Дейзи с нетерпением ждала вечера. Они с Эндрю снова должны были встретиться в «Ланганз брассери». Молодой человек объявил, что желает показать Дейзи, что в этом ресторане можно пообедать и посидеть спокойно, не наблюдая всякий раз за тем, как один из его родственников падает со стула.

Дейзи встала, отряхнулась и спустилась по ступенькам вниз. Понедельник успел стать любимым днем девушки. Ей нравилось, что для нее этот день выходной, в то время как для всех остальных – начало новой рабочей недели. У нее еще оставалось время пройтись мимо здания парламента и взглянуть мельком на скульптуру Родена. А Эндрю сейчас, наверное, где-нибудь там, внутри.

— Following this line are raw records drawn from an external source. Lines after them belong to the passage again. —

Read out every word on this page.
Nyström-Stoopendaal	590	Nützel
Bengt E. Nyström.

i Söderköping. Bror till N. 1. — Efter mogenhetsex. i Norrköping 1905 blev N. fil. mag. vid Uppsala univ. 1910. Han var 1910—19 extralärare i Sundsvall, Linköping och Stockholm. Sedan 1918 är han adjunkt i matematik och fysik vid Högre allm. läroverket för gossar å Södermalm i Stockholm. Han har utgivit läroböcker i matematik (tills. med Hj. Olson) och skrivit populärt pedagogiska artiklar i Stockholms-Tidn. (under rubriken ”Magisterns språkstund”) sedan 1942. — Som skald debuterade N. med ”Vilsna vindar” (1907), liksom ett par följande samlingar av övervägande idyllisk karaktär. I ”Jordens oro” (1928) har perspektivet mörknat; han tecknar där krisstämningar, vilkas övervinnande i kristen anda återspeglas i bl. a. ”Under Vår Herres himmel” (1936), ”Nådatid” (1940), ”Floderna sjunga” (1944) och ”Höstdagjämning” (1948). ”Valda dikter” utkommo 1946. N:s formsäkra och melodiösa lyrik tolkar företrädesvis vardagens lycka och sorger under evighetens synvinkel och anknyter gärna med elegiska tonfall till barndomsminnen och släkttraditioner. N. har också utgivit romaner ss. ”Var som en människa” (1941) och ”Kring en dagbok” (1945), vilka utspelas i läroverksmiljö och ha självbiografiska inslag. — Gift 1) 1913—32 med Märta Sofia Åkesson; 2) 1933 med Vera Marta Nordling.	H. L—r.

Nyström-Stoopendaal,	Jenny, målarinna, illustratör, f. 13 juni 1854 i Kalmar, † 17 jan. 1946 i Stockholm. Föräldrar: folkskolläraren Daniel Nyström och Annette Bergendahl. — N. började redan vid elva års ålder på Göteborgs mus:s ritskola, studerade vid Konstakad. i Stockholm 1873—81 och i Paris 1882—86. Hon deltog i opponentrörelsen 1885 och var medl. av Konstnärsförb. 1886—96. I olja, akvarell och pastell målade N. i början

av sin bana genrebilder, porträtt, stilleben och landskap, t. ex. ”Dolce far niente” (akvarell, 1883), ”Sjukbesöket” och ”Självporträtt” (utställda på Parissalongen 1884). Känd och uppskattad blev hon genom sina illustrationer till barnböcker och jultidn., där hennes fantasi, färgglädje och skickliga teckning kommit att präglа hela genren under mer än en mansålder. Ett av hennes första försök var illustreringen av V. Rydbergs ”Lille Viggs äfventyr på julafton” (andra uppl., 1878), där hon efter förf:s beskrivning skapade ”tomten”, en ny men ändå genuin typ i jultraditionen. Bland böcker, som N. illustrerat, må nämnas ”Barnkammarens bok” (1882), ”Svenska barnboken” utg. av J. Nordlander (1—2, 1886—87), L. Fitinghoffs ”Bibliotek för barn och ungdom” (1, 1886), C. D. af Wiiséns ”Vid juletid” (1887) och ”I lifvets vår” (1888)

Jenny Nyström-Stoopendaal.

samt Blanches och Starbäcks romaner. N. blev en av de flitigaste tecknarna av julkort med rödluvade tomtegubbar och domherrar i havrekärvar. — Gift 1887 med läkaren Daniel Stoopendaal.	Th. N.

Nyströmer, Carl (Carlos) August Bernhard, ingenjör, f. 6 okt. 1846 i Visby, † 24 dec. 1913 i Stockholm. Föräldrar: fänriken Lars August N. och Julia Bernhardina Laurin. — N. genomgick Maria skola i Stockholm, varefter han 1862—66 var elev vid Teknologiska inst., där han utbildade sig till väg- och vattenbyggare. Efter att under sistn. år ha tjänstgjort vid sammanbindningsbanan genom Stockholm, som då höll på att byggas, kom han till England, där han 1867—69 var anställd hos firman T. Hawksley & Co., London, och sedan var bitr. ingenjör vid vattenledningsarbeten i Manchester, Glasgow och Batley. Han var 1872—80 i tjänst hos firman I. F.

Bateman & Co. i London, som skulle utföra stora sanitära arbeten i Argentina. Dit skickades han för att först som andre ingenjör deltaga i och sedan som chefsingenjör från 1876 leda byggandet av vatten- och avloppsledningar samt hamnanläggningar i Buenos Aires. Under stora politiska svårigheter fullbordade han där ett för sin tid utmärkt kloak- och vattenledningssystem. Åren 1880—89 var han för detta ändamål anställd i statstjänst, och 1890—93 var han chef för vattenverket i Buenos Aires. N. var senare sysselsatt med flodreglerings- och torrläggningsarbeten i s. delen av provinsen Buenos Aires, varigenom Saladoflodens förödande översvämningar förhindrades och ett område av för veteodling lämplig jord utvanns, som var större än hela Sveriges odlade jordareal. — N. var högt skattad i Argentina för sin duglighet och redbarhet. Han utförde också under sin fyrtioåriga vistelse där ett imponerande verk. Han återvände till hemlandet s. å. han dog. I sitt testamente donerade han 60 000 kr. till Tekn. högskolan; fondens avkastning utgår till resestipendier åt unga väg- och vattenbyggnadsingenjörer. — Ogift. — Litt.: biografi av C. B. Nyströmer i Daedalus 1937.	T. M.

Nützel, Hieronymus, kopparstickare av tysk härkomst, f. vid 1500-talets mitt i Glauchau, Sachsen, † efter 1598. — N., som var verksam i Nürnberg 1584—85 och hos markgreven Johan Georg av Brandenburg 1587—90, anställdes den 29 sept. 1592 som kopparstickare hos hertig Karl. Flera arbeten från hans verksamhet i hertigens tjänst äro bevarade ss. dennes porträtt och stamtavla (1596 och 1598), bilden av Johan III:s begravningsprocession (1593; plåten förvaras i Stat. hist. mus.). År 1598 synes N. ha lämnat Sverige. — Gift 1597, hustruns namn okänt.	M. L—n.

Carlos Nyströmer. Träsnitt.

Дейзи так и не успела побывать на галерее для гостей палаты общин, хотя прожила в Лондоне уже три с половиной месяца. Потрясающе, как быстро летит время. «Время, как вечно текущий ручей, уносит прочь тебя и меня. Все мы плывем по его волнам, и будем забыты к исходу дня». Дейзи никогда не нравились эти строки. Вот, допустим, если Карл вдруг умрет. Она, конечно же, его не забудет. Ни его, ни маму с папой. А разве могут матери забыть своих умерших детей? Конечно, нет. Этого просто не может быть. Даже странно подумать о том, что Темза будет вот так же мерно катить свои темные воды, когда никого из них уже не останется в живых. «Время, как быстро текущий ручей…»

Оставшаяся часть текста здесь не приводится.